The Interim Assistant CAO of Operations, who manages EMD, confirmed that the purchase was also made in order to make the vehicles, "appear less like police vehicles." He also advised he was not aware of the existence of any documentation that indicated who originated the purchase request, as well as the subsequent approval for the purchase of the tires and rims.
What the OIG's Response Said
The OIG believes the purchase was a possible violation of city procurement policy, as well as Louisiana Public Bid Law, because it did not comply with the state contract that was used.

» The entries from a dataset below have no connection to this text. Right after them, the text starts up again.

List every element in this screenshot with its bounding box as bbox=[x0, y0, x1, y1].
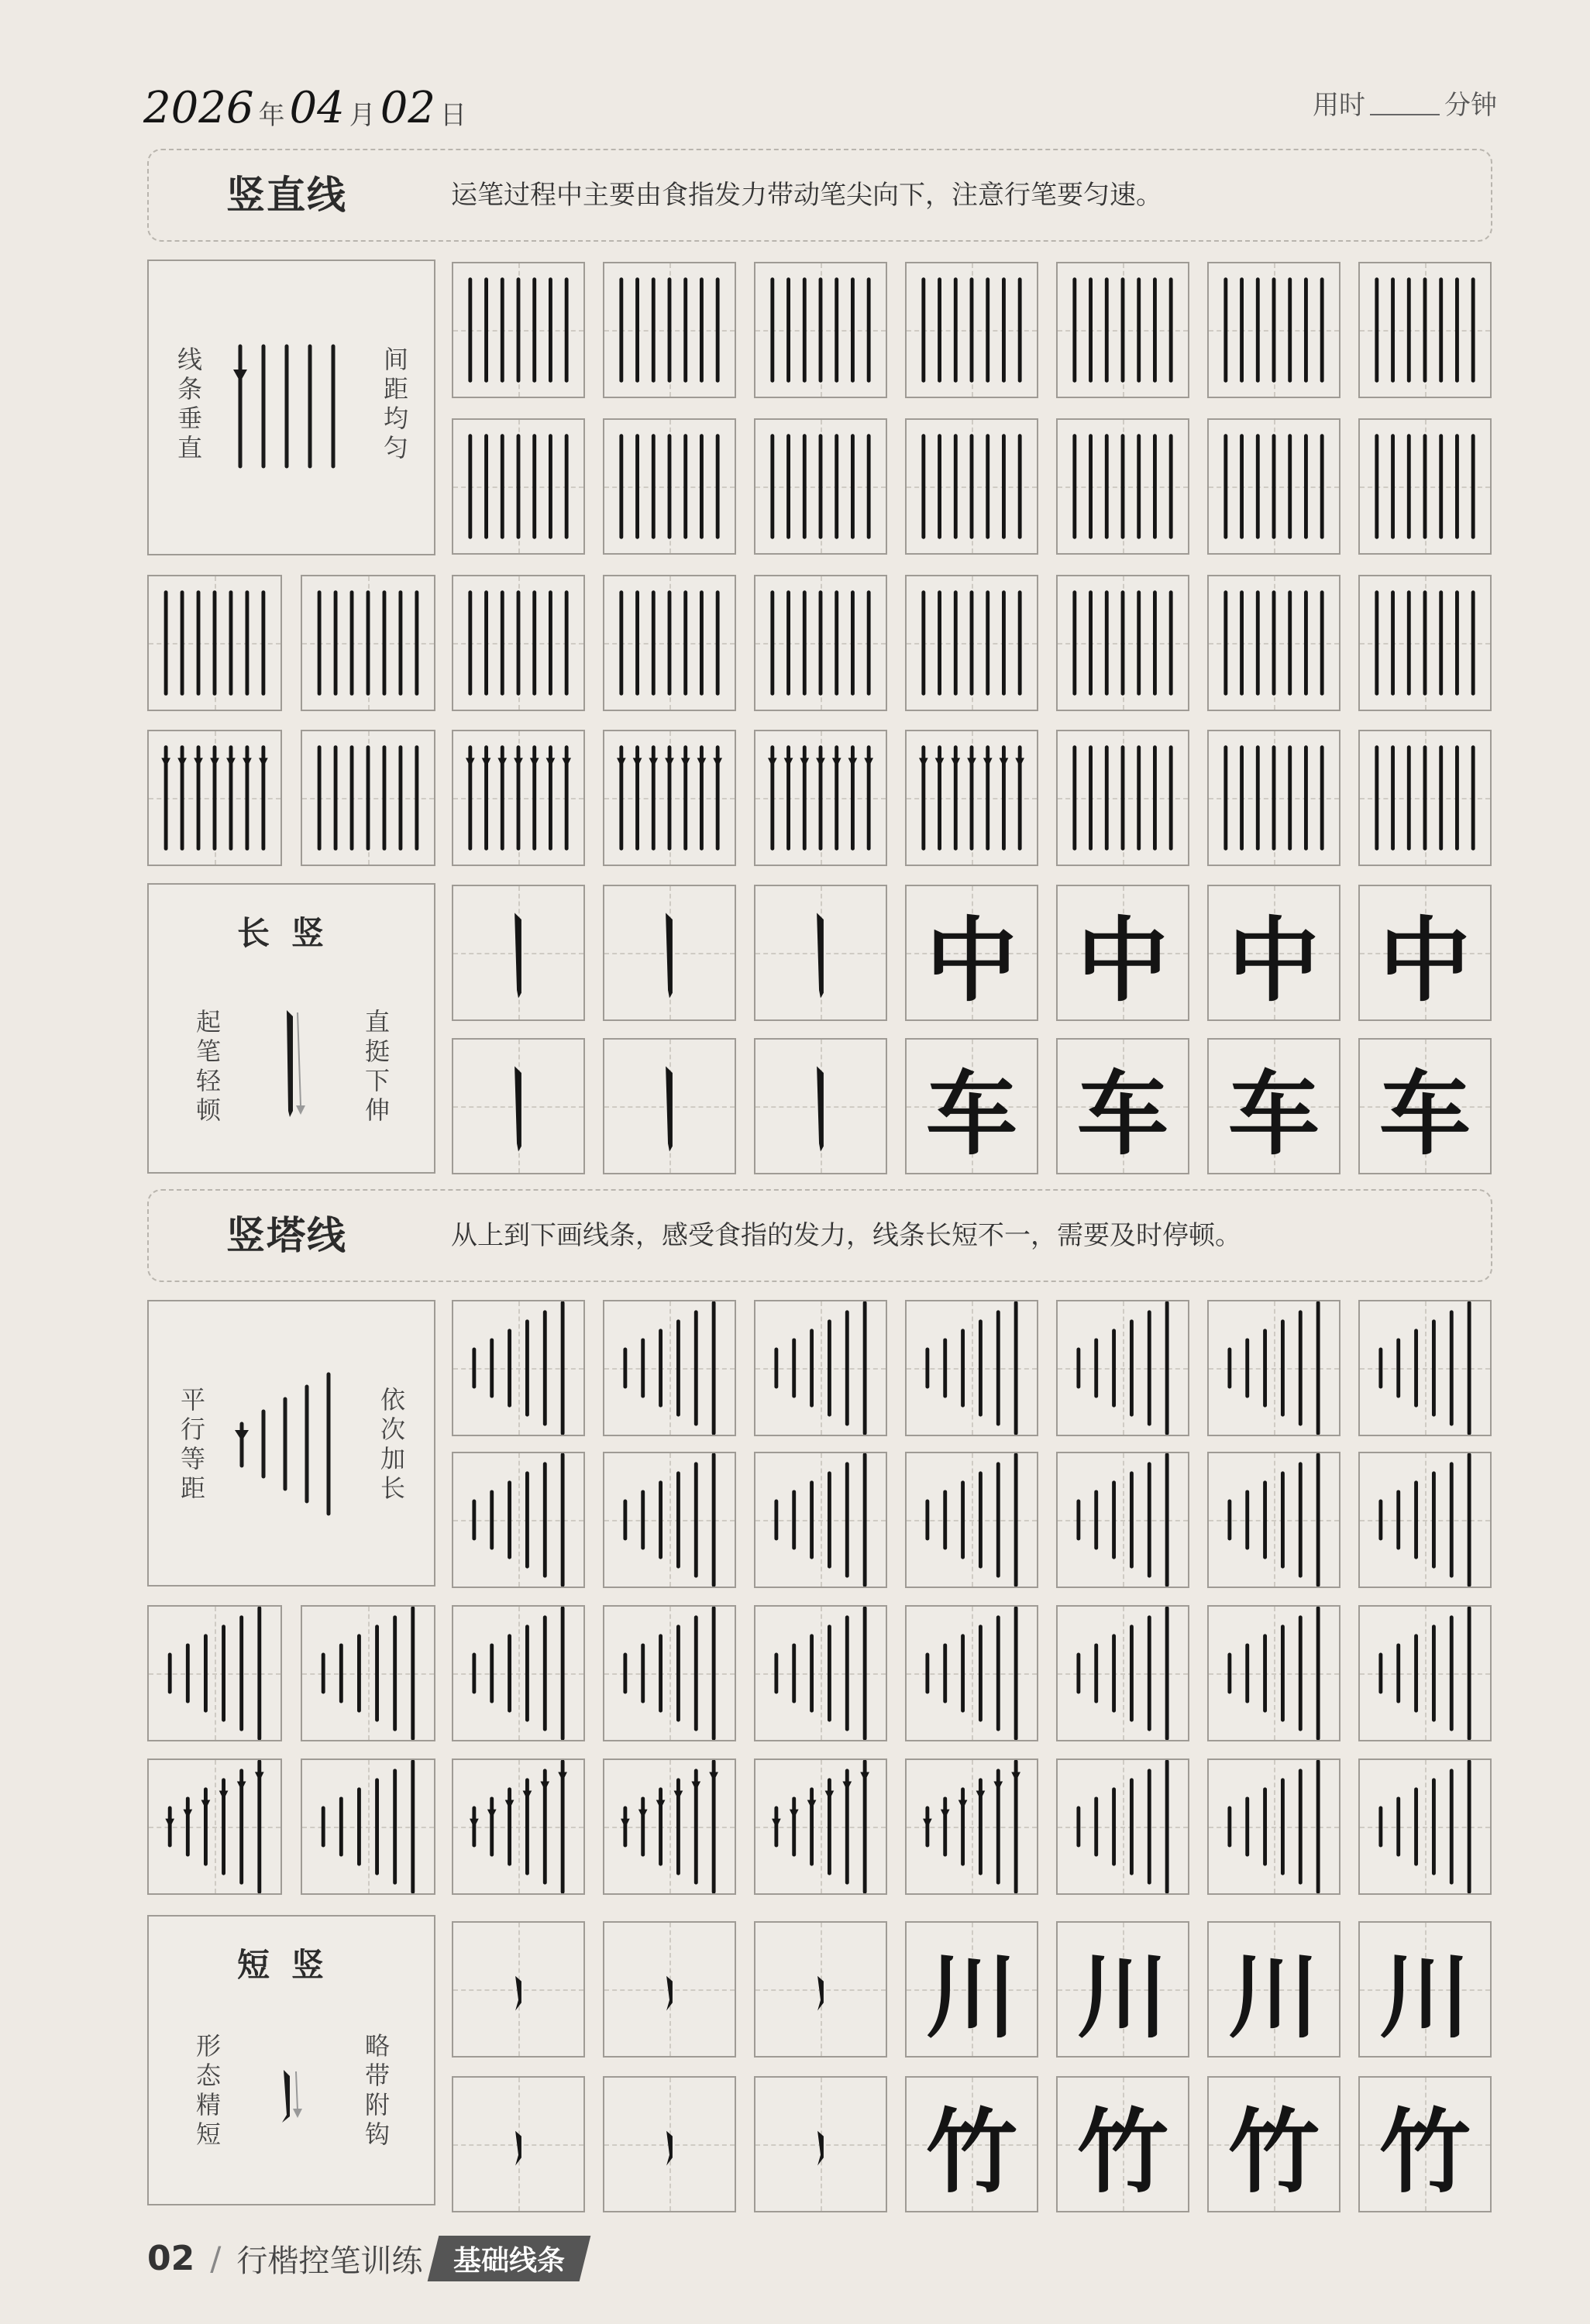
line-pattern bbox=[1209, 1301, 1339, 1435]
line-pattern bbox=[907, 1760, 1037, 1893]
character-cell[interactable] bbox=[905, 1921, 1038, 2058]
vertical-stroke bbox=[755, 886, 886, 1019]
demo-cell[interactable] bbox=[147, 575, 282, 711]
line-pattern bbox=[1058, 1301, 1188, 1435]
line-pattern bbox=[453, 1301, 583, 1435]
practice-cell[interactable] bbox=[603, 730, 736, 866]
line-pattern bbox=[453, 1607, 583, 1740]
vertical-stroke bbox=[604, 1923, 735, 2056]
line-pattern bbox=[1360, 263, 1490, 397]
character-cell[interactable] bbox=[1056, 2076, 1189, 2212]
practice-cell[interactable] bbox=[452, 1300, 585, 1436]
line-pattern bbox=[149, 1607, 280, 1740]
book-title: 行楷控笔训练 bbox=[236, 2243, 423, 2279]
practice-cell[interactable] bbox=[754, 1452, 887, 1588]
stroke-title: 长竖 bbox=[236, 914, 346, 952]
line-pattern bbox=[1058, 731, 1188, 865]
demo-cell[interactable] bbox=[147, 1605, 282, 1741]
line-pattern bbox=[755, 731, 886, 865]
practice-cell[interactable] bbox=[1207, 1758, 1340, 1895]
character-cell[interactable] bbox=[603, 885, 736, 1021]
line-pattern bbox=[755, 1453, 886, 1587]
practice-cell[interactable] bbox=[754, 418, 887, 555]
line-pattern bbox=[1209, 263, 1339, 397]
line-pattern bbox=[1209, 420, 1339, 553]
practice-cell[interactable] bbox=[1207, 575, 1340, 711]
practice-cell[interactable] bbox=[1207, 1452, 1340, 1588]
line-pattern bbox=[453, 731, 583, 865]
date-year: 2026 bbox=[143, 83, 254, 133]
practice-cell[interactable] bbox=[603, 262, 736, 398]
practice-cell[interactable] bbox=[754, 730, 887, 866]
practice-cell[interactable] bbox=[603, 418, 736, 555]
line-pattern bbox=[1058, 1760, 1188, 1893]
line-pattern bbox=[604, 731, 735, 865]
vertical-stroke bbox=[755, 1923, 886, 2056]
practice-character: 车 bbox=[1378, 1060, 1471, 1167]
section-description: 运笔过程中主要由食指发力带动笔尖向下，注意行笔要匀速。 bbox=[451, 180, 1162, 211]
instruction-box-vertical-lines bbox=[147, 260, 435, 555]
character-cell[interactable] bbox=[452, 2076, 585, 2212]
line-pattern bbox=[1209, 1760, 1339, 1893]
practice-character: 川 bbox=[1378, 1943, 1471, 2051]
character-cell[interactable] bbox=[1358, 1921, 1492, 2058]
vertical-stroke bbox=[453, 2078, 583, 2211]
practice-cell[interactable] bbox=[1056, 1758, 1189, 1895]
practice-cell[interactable] bbox=[1358, 1452, 1492, 1588]
tip-left: 平行等距 bbox=[177, 1387, 206, 1504]
practice-cell[interactable] bbox=[452, 418, 585, 555]
sample-lines-diagram bbox=[149, 261, 437, 557]
practice-character: 川 bbox=[925, 1943, 1017, 2051]
line-pattern bbox=[604, 420, 735, 553]
long-vertical-stroke-sample bbox=[149, 885, 437, 1175]
vertical-stroke bbox=[604, 886, 735, 1019]
footer-separator: / bbox=[210, 2239, 222, 2278]
practice-cell[interactable] bbox=[754, 1300, 887, 1436]
stroke-tip-right: 直挺下伸 bbox=[361, 1009, 391, 1126]
vertical-stroke bbox=[453, 1923, 583, 2056]
character-cell[interactable] bbox=[754, 1921, 887, 2058]
section-description: 从上到下画线条，感受食指的发力，线条长短不一，需要及时停顿。 bbox=[451, 1220, 1241, 1251]
line-pattern bbox=[907, 1453, 1037, 1587]
vertical-stroke bbox=[453, 886, 583, 1019]
practice-character: 竹 bbox=[1378, 2098, 1471, 2205]
tip-left: 线条垂直 bbox=[174, 346, 203, 464]
practice-cell[interactable] bbox=[905, 418, 1038, 555]
character-cell[interactable] bbox=[452, 1921, 585, 2058]
practice-cell[interactable] bbox=[1056, 1452, 1189, 1588]
demo-cell[interactable] bbox=[301, 730, 435, 866]
line-pattern bbox=[149, 731, 280, 865]
line-pattern bbox=[907, 576, 1037, 710]
line-pattern bbox=[302, 1607, 434, 1740]
practice-cell[interactable] bbox=[905, 1300, 1038, 1436]
practice-character: 川 bbox=[1076, 1943, 1168, 2051]
practice-cell[interactable] bbox=[754, 1605, 887, 1741]
line-pattern bbox=[149, 576, 280, 710]
line-pattern bbox=[604, 1760, 735, 1893]
practice-character: 竹 bbox=[1076, 2098, 1168, 2205]
line-pattern bbox=[453, 576, 583, 710]
line-pattern bbox=[302, 731, 434, 865]
demo-cell[interactable] bbox=[147, 1758, 282, 1895]
practice-cell[interactable] bbox=[905, 1452, 1038, 1588]
character-cell[interactable] bbox=[452, 1038, 585, 1174]
line-pattern bbox=[907, 1607, 1037, 1740]
character-cell[interactable] bbox=[1358, 885, 1492, 1021]
section-title: 竖塔线 bbox=[226, 1213, 347, 1258]
character-cell[interactable] bbox=[603, 1038, 736, 1174]
short-vertical-stroke-sample bbox=[149, 1917, 437, 2207]
chapter-tag-label: 基础线条 bbox=[453, 2244, 566, 2277]
practice-cell[interactable] bbox=[1358, 1300, 1492, 1436]
time-unit: 分钟 bbox=[1444, 90, 1497, 121]
section-title: 竖直线 bbox=[226, 173, 347, 218]
line-pattern bbox=[453, 1760, 583, 1893]
character-cell[interactable] bbox=[1056, 1921, 1189, 2058]
year-unit: 年 bbox=[258, 100, 285, 131]
character-cell[interactable] bbox=[905, 885, 1038, 1021]
time-label: 用时 bbox=[1313, 90, 1365, 121]
practice-cell[interactable] bbox=[1207, 1605, 1340, 1741]
line-pattern bbox=[302, 1760, 434, 1893]
sample-tower-diagram bbox=[149, 1301, 437, 1588]
line-pattern bbox=[755, 1760, 886, 1893]
line-pattern bbox=[604, 576, 735, 710]
character-cell[interactable] bbox=[1207, 885, 1340, 1021]
practice-cell[interactable] bbox=[754, 575, 887, 711]
line-pattern bbox=[453, 263, 583, 397]
practice-cell[interactable] bbox=[905, 262, 1038, 398]
practice-cell[interactable] bbox=[905, 575, 1038, 711]
line-pattern bbox=[453, 420, 583, 553]
line-pattern bbox=[1360, 1301, 1490, 1435]
character-cell[interactable] bbox=[1207, 1921, 1340, 2058]
practice-cell[interactable] bbox=[603, 1300, 736, 1436]
line-pattern bbox=[1058, 576, 1188, 710]
line-pattern bbox=[1209, 731, 1339, 865]
line-pattern bbox=[604, 1453, 735, 1587]
line-pattern bbox=[1360, 420, 1490, 553]
line-pattern bbox=[755, 1301, 886, 1435]
practice-cell[interactable] bbox=[1358, 1605, 1492, 1741]
line-pattern bbox=[907, 420, 1037, 553]
line-pattern bbox=[755, 576, 886, 710]
practice-cell[interactable] bbox=[1056, 418, 1189, 555]
practice-character: 中 bbox=[925, 906, 1017, 1014]
practice-cell[interactable] bbox=[1056, 1605, 1189, 1741]
vertical-stroke bbox=[604, 1040, 735, 1173]
day-unit: 日 bbox=[440, 100, 467, 131]
footer bbox=[147, 2235, 585, 2281]
line-pattern bbox=[453, 1453, 583, 1587]
stroke-tip-left: 形态精短 bbox=[192, 2033, 222, 2150]
practice-cell[interactable] bbox=[1056, 730, 1189, 866]
line-pattern bbox=[1360, 1453, 1490, 1587]
practice-cell[interactable] bbox=[754, 262, 887, 398]
line-pattern bbox=[907, 731, 1037, 865]
line-pattern bbox=[1209, 576, 1339, 710]
chapter-tag bbox=[428, 2236, 591, 2281]
line-pattern bbox=[604, 1301, 735, 1435]
practice-cell[interactable] bbox=[452, 575, 585, 711]
character-cell[interactable] bbox=[452, 885, 585, 1021]
practice-character: 中 bbox=[1378, 906, 1471, 1014]
time-blank bbox=[1370, 114, 1440, 115]
character-cell[interactable] bbox=[1207, 1038, 1340, 1174]
instruction-box-short-vertical bbox=[147, 1915, 435, 2205]
section-banner-vertical-lines bbox=[147, 149, 1492, 242]
line-pattern bbox=[1058, 1607, 1188, 1740]
practice-character: 车 bbox=[925, 1060, 1017, 1167]
stroke-tip-left: 起笔轻顿 bbox=[192, 1009, 222, 1126]
character-cell[interactable] bbox=[754, 1038, 887, 1174]
section-banner-tower-lines bbox=[147, 1189, 1492, 1282]
practice-character: 车 bbox=[1076, 1060, 1168, 1167]
line-pattern bbox=[604, 1607, 735, 1740]
instruction-box-tower-lines bbox=[147, 1300, 435, 1587]
practice-cell[interactable] bbox=[905, 1758, 1038, 1895]
character-cell[interactable] bbox=[754, 885, 887, 1021]
demo-cell[interactable] bbox=[301, 1605, 435, 1741]
practice-character: 竹 bbox=[1227, 2098, 1320, 2205]
character-cell[interactable] bbox=[603, 1921, 736, 2058]
date-day: 02 bbox=[380, 83, 436, 133]
practice-cell[interactable] bbox=[452, 262, 585, 398]
demo-cell[interactable] bbox=[147, 730, 282, 866]
line-pattern bbox=[1360, 576, 1490, 710]
character-cell[interactable] bbox=[754, 2076, 887, 2212]
practice-cell[interactable] bbox=[1358, 730, 1492, 866]
vertical-stroke bbox=[453, 1040, 583, 1173]
character-cell[interactable] bbox=[905, 2076, 1038, 2212]
character-cell[interactable] bbox=[905, 1038, 1038, 1174]
date-line bbox=[143, 77, 466, 132]
practice-cell[interactable] bbox=[905, 730, 1038, 866]
time-used bbox=[1313, 84, 1497, 122]
line-pattern bbox=[755, 420, 886, 553]
practice-cell[interactable] bbox=[452, 1452, 585, 1588]
character-cell[interactable] bbox=[1358, 1038, 1492, 1174]
practice-cell[interactable] bbox=[1207, 262, 1340, 398]
practice-character: 中 bbox=[1076, 906, 1168, 1014]
practice-cell[interactable] bbox=[603, 575, 736, 711]
practice-cell[interactable] bbox=[452, 730, 585, 866]
practice-cell[interactable] bbox=[905, 1605, 1038, 1741]
line-pattern bbox=[1360, 1760, 1490, 1893]
vertical-stroke bbox=[755, 2078, 886, 2211]
practice-character: 川 bbox=[1227, 1943, 1320, 2051]
practice-cell[interactable] bbox=[1358, 1758, 1492, 1895]
practice-cell[interactable] bbox=[1358, 575, 1492, 711]
line-pattern bbox=[1058, 420, 1188, 553]
practice-character: 车 bbox=[1227, 1060, 1320, 1167]
line-pattern bbox=[1360, 1607, 1490, 1740]
character-cell[interactable] bbox=[603, 2076, 736, 2212]
date-month: 04 bbox=[289, 83, 345, 133]
line-pattern bbox=[302, 576, 434, 710]
practice-character: 竹 bbox=[925, 2098, 1017, 2205]
character-cell[interactable] bbox=[1207, 2076, 1340, 2212]
practice-cell[interactable] bbox=[1056, 262, 1189, 398]
line-pattern bbox=[1058, 1453, 1188, 1587]
practice-cell[interactable] bbox=[1056, 575, 1189, 711]
line-pattern bbox=[1209, 1453, 1339, 1587]
vertical-stroke bbox=[604, 2078, 735, 2211]
practice-cell[interactable] bbox=[1207, 730, 1340, 866]
instruction-box-long-vertical bbox=[147, 883, 435, 1174]
practice-cell[interactable] bbox=[1207, 418, 1340, 555]
month-unit: 月 bbox=[349, 100, 376, 131]
practice-cell[interactable] bbox=[452, 1605, 585, 1741]
practice-cell[interactable] bbox=[1056, 1300, 1189, 1436]
practice-cell[interactable] bbox=[1207, 1300, 1340, 1436]
line-pattern bbox=[907, 263, 1037, 397]
line-pattern bbox=[604, 263, 735, 397]
line-pattern bbox=[1058, 263, 1188, 397]
practice-cell[interactable] bbox=[452, 1758, 585, 1895]
tip-right: 依次加长 bbox=[377, 1387, 406, 1504]
line-pattern bbox=[755, 1607, 886, 1740]
line-pattern bbox=[1360, 731, 1490, 865]
line-pattern bbox=[755, 263, 886, 397]
practice-cell[interactable] bbox=[603, 1758, 736, 1895]
practice-character: 中 bbox=[1227, 906, 1320, 1014]
line-pattern bbox=[149, 1760, 280, 1893]
character-cell[interactable] bbox=[1056, 885, 1189, 1021]
character-cell[interactable] bbox=[1056, 1038, 1189, 1174]
practice-cell[interactable] bbox=[754, 1758, 887, 1895]
practice-cell[interactable] bbox=[603, 1605, 736, 1741]
character-cell[interactable] bbox=[1358, 2076, 1492, 2212]
page-number: 02 bbox=[147, 2238, 195, 2278]
line-pattern bbox=[907, 1301, 1037, 1435]
vertical-stroke bbox=[755, 1040, 886, 1173]
practice-cell[interactable] bbox=[1358, 262, 1492, 398]
stroke-tip-right: 略带附钩 bbox=[361, 2033, 391, 2150]
demo-cell[interactable] bbox=[301, 575, 435, 711]
line-pattern bbox=[1209, 1607, 1339, 1740]
practice-cell[interactable] bbox=[603, 1452, 736, 1588]
stroke-title: 短竖 bbox=[236, 1946, 346, 1984]
practice-cell[interactable] bbox=[1358, 418, 1492, 555]
demo-cell[interactable] bbox=[301, 1758, 435, 1895]
tip-right: 间距均匀 bbox=[380, 346, 409, 464]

In a recent letter to the department, the OIG wrote in part,
"It is the opinion of the OIG that public funds should not have been used to replace the OEM tires and rims included with the Tahoe PPVs. The verbal justifications provided by the City that the tires offered a “smoother ride” and that the chrome rims distinguished the NOPD Commanders’ vehicles from regular patrol vehicles were purely cosmetic and a wasteful use of $42,270. Additionally, the aftermarket tires may not have complied with the mandated police vehicle specifications, which could have increased the risk of tire failure."
"Improper Use of State Contract"
The OIG determined that EMD periodically submitted requisitions for the purchase of aftermarket auto parts through a state contract with NAPA, justifying piggybacking on the state contract, “to allow for the prompt receipt of auto parts [from NAPA] and the quick payment of [NAPA] invoices.”
Because EMD made the purchase using the purchase order tied to the state contract, no requisition or purchase order was created specific to the purchase.
The OIG found that the purchase did not comply with the terms of the contract because tires and rims were not included in the list of applicable aftermarket auto parts. That means the purchase required documented approvals, but the city was unable to provide those.
Investigators also found that the city had an existing contract with a tire vendor. The contract stated the city needed to go through that vendor for all tires and tire-related services. Because of that, the OIG determined that EMD and NOPD should have had supporting documentation explaining why they went through NAPA instead of the tire vendor.
"Non-compliance with Mandated Police Vehicle Specifications"
The OIG found that the tires purchased by EMD may not have complied with the city's mandated police vehicle specifications as required in the terms of its existing fleet contract with the tire vendor. That's because they had different specifications from the OEM tires included with the Tahoe PPVs.
The tires on the Tahoe PPVs were equipped with Goodyear Eagle Enforcer All Weather tires, “designed specifically for police cars and [meeting] federal qualifications for high speed pursuit needs.”
Additionally, due to the specific requirements for performance durability and safety, General Motors recommends only OEM tires for replacement.
Auditors noted that the OEM Goodyear tires had the highest temperature rating of “A” and were approved for speeds up to 149 mph.
However, EMD and NOPD replaced those with Continental SureContact LX tires to provide a “more comfortable ride.” Those tires were not specifically designed for law enforcement vehicle specifications and had a temperature rating of “B” and were only approved for speeds up to 118 mph.
The letter with the OIG's findings was sent to the department to, "mitigate waste and promote efficiency concerning the city’s use of public funds" for the purchase.
Due to the city's "limited resources" for vehicle purchases, the OIG recommends EMD and NOPD comply with city policy and public bid law to avoid purchases that are "purely cosmetic."
What Happened to the OEM Tires?
EMD management told OIG investigators that they retained the original tires from the Tahoe PPVs to install them on other NOPD vehicles as needed. However, EMD did not maintain an inventory and had no record of which vehicles they were installed on.
Investigators recommended EMD maintain current and accurate inventories to ensure that vehicle parts are not lost to theft or misplacement.
Government Fleet reached out to EMD and NOPD for a response on the audit and will update this story if the agencies respond.